Schon bei einem ersten Blick auf diese Bilder besteht kaum noch ein Zweifel daran, dass es sich hier um ein Projekt der kreativen Macher von Norm Architects handelt. Die unverkennbare Handschrift des Architektur-und Designstudios aus Kopenhagen ziert mittlerweile Bauwerke, die weit über die Grenzen Dänemarks hinausreichen. Dieses Szenario spielt sich in China ab, genauer gesagt in Xiamen, wo Tee zu den Grundnahrungsmitteln zählt und mit festen Ritualen verbunden ist. „A brew for the mind, a cup for the soul” ist das Motto von BASAO Tea, einem Teehersteller, dessen Produkte dazu anregen sollen, „Gelassenheit und Geistesgegenwart zu kultivieren. Eine Tasse authentischen Tees hilft, den Körper zu beleben und die Gedanken zu schärfen, damit Sie die Welt mit einem klaren Geist und einem offenen Herzen wahrnehmen können“, so die klare Aussage des Unternehmens.

Die BASAO Tea Lounge vereint nicht nur Tradition und Moderne, sondern auch Einzelhandel, Café und die Rituale der alten Teezeremonien. „Das Erlebnis an der Teetheke spricht alle Sinne an: die Berührung der Arbeitsplatte, die Wärme der Tasse, das Geräusch, wenn das Keramikgefäß auf die Oberfläche trifft, der Geruch des aufgegossenen Tees, die vielen Geschmacksrichtungen und das wohlige, behagliche Gefühl nach dem ersten Schluck.

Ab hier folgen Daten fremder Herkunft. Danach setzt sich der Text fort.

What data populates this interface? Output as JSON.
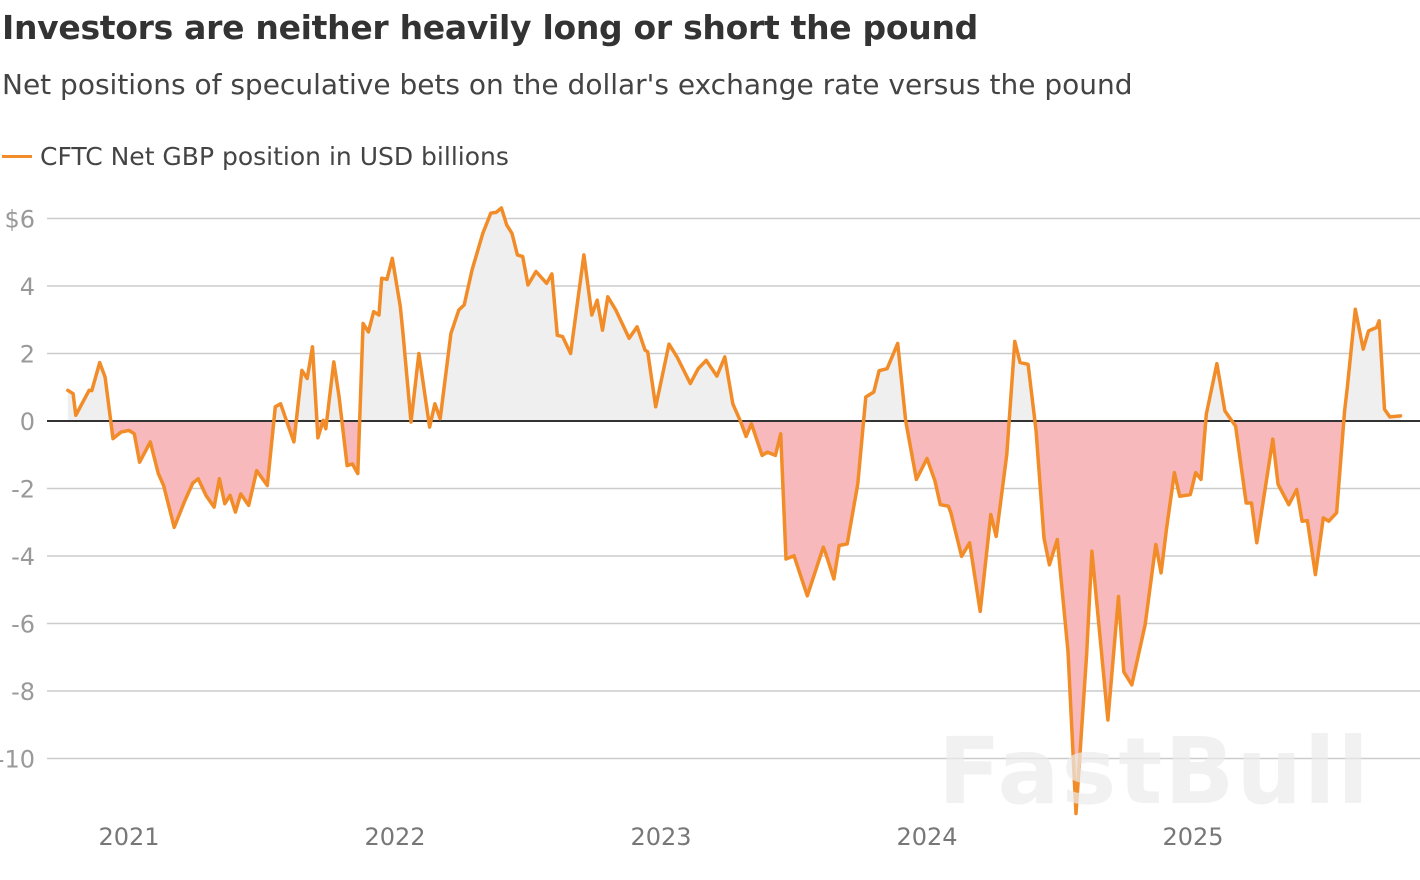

In einem entspannten und freundlichen Tonfall hilft das Personal bei Entscheidungen, gibt Empfehlungen und erzählt Geschichten aus den Teebergen“, schwärmt Peter Eland von Norm Architects. Lokal und doch global: Je nach Standort werden vor Ort verfügbare und natürliche Materialien eingesetzt, die jede Tea Lounge einzigartig machen.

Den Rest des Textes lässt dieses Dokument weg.